Après avoir nié toute implication dans un premier temps, l’armée indonésienne a dû se résoudre à reconnaitre que onze membres de ses forces d’élite, les Kopassus, étaient les auteurs de ce coup de force féroce. Ils auraient agi pour venger l’un des leurs qui aurait été lui-même abattu quelques jours auparavant dans un bar de Yogyakarta par les quatre membres tués à leur tour. Ceux-ci étaient emprisonnés en attente de leur jugement.
Les deux premières questions sont liées. Il semble en effet difficile d’imaginer le commando militaire pénétrer aussi aisément dans une prison d’Etat sans avoir bénéficié de complicité a l’intérieur. De nombreuses rumeurs indiquent que la police aurait été informée du raid et aurait fermé les yeux devant sa mise en application. Le renvoi du chef de la police de Yogyakarta, le brigadier général Sabar Rahardjo, va très certainement dans ce sens.

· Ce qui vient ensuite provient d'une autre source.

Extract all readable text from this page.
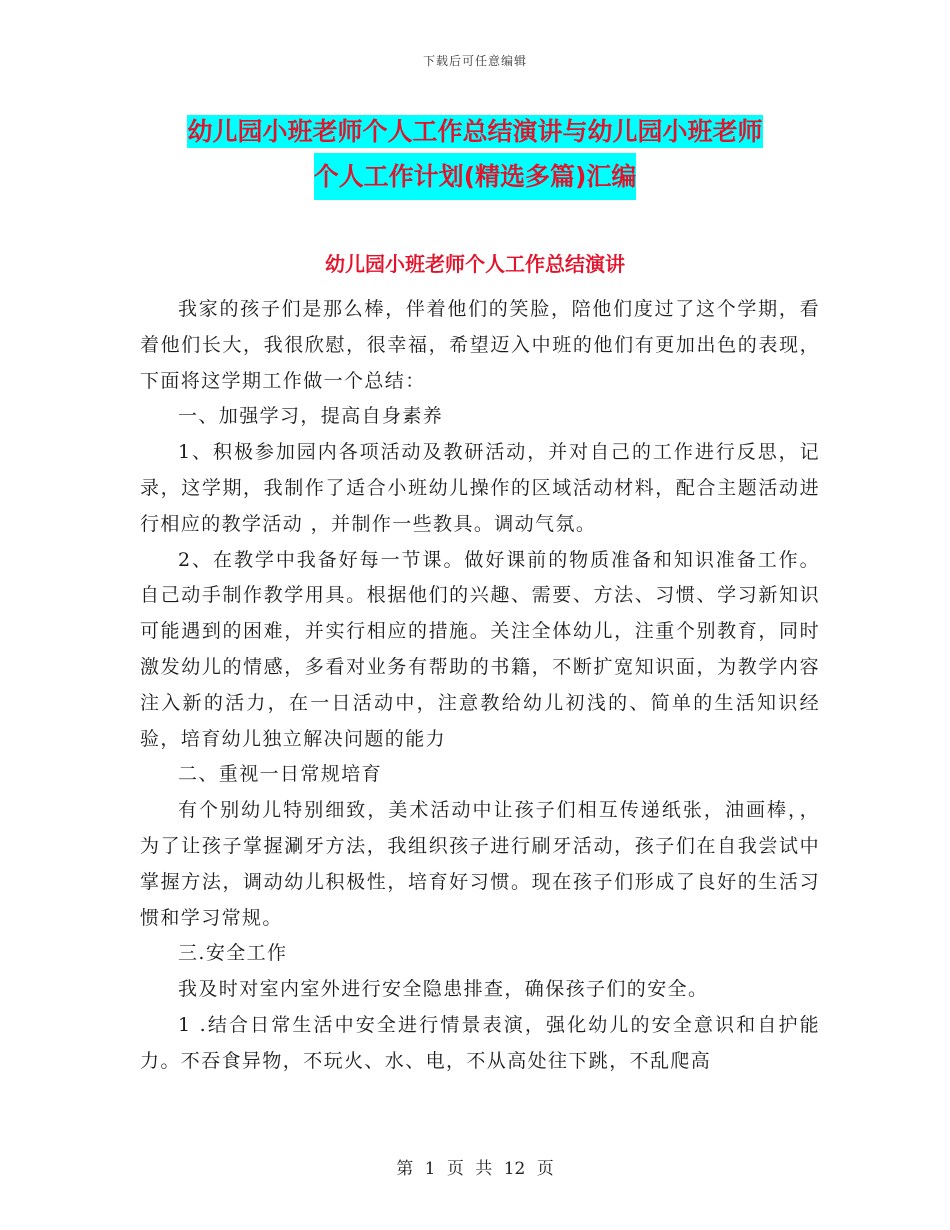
下载后可任意编辑
幼儿园小班老师个人工作总结演讲与幼儿园小班老师
个人工作计划(精选多篇)汇编
幼儿园小班老师个人工作总结演讲

我家的孩子们是那么棒，伴着他们的笑脸，陪他们度过了这个学期，看着他们长大，我很欣慰，很幸福，希望迈入中班的他们有更加出色的表现，下面将这学期工作做一个总结：

一、加强学习，提高自身素养

1、积极参加园内各项活动及教研活动，并对自己的工作进行反思，记录，这学期，我制作了适合小班幼儿操作的区域活动材料，配合主题活动进行相应的教学活动 ，并制作一些教具。调动气氛。

2、在教学中我备好每一节课。做好课前的物质准备和知识准备工作。自己动手制作教学用具。根据他们的兴趣、需要、方法、习惯、学习新知识可能遇到的困难，并实行相应的措施。关注全体幼儿，注重个别教育，同时激发幼儿的情感，多看对业务有帮助的书籍，不断扩宽知识面，为教学内容注入新的活力，在一日活动中，注意教给幼儿初浅的、简单的生活知识经验，培育幼儿独立解决问题的能力

二、重视一日常规培育

有个别幼儿特别细致，美术活动中让孩子们相互传递纸张，油画棒，，为了让孩子掌握涮牙方法，我组织孩子进行刷牙活动，孩子们在自我尝试中掌握方法，调动幼儿积极性，培育好习惯。现在孩子们形成了良好的生活习惯和学习常规。

三.安全工作

我及时对室内室外进行安全隐患排查，确保孩子们的安全。

1 .结合日常生活中安全进行情景表演，强化幼儿的安全意识和自护能力。不吞食异物，不玩火、水、电，不从高处往下跳，不乱爬高

第 1 页 共 12 页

La question de la justice mérite également d’être posée. Les quatre hommes assassinés étaient emprisonnés à Cebongan dans l’attente de leur jugement pour le meurtre d’un membre des Kopassus. Le raid meurtrier mené par un groupe de soldats montre clairement que ceux-ci ont privilégié la loi du plus fort à la justice. C’est une tendance lourde dans un pays ou les jugements des tribunaux semblent souvent aller dans le sens des riches et des puissants. Sans confiance dans le système judiciaire de leur pays, des Indonésiens préfèrent prendre la loi entre leurs propres mains et se faire justice eux-mêmes. Mais qu’une institution nationale comme l’armée applique elle-même des recettes d’un Etat de non-droit interpelle encore davantage et donne un signal très négatif sur l’état démocratique (ou la déliquescence de celui-ci en l’occurrence) d’un pays.
Ce sentiment est encore renforcé par les réactions de l’Etat-major. Celui-ci, par la voix de Hardiono Saroso, commandant militaire de Yogyakarta depuis écarté et ancien supérieur hiérarchique des onze militaires impliqués dans l’opération punitive, cherche à faire passer ces tueurs pour des héros nationaux, vantant leur esprit de corps et leur apportant tout son soutien. Cet épisode rappelle à mauvais escient les heures les plus sombres des Kopassus, quand ce corps d’élite semait la terreur pour le compte de Suharto et s’est à de nombreuses reprises égaré dans des atteintes aux Droits de l’Homme jamais punies.
Mais après les commentaires de leur hiérarchie et du ministre de la Défense, il est permis de douter de la légitimité du procès des onze soldats d’élite et de toute sanction qui leur sera éventuellement infligée. En entreprenant une véritable campagne visant à faire passer des tueurs pour des héros, l’armée justifie et promeut la violence comme un recours normal à la résolution des conflits. Elle discrédite une justice indonésienne qui n’en a pas besoin et se place au-dessus des lois en complicité avec les institutions censées les faire appliquer.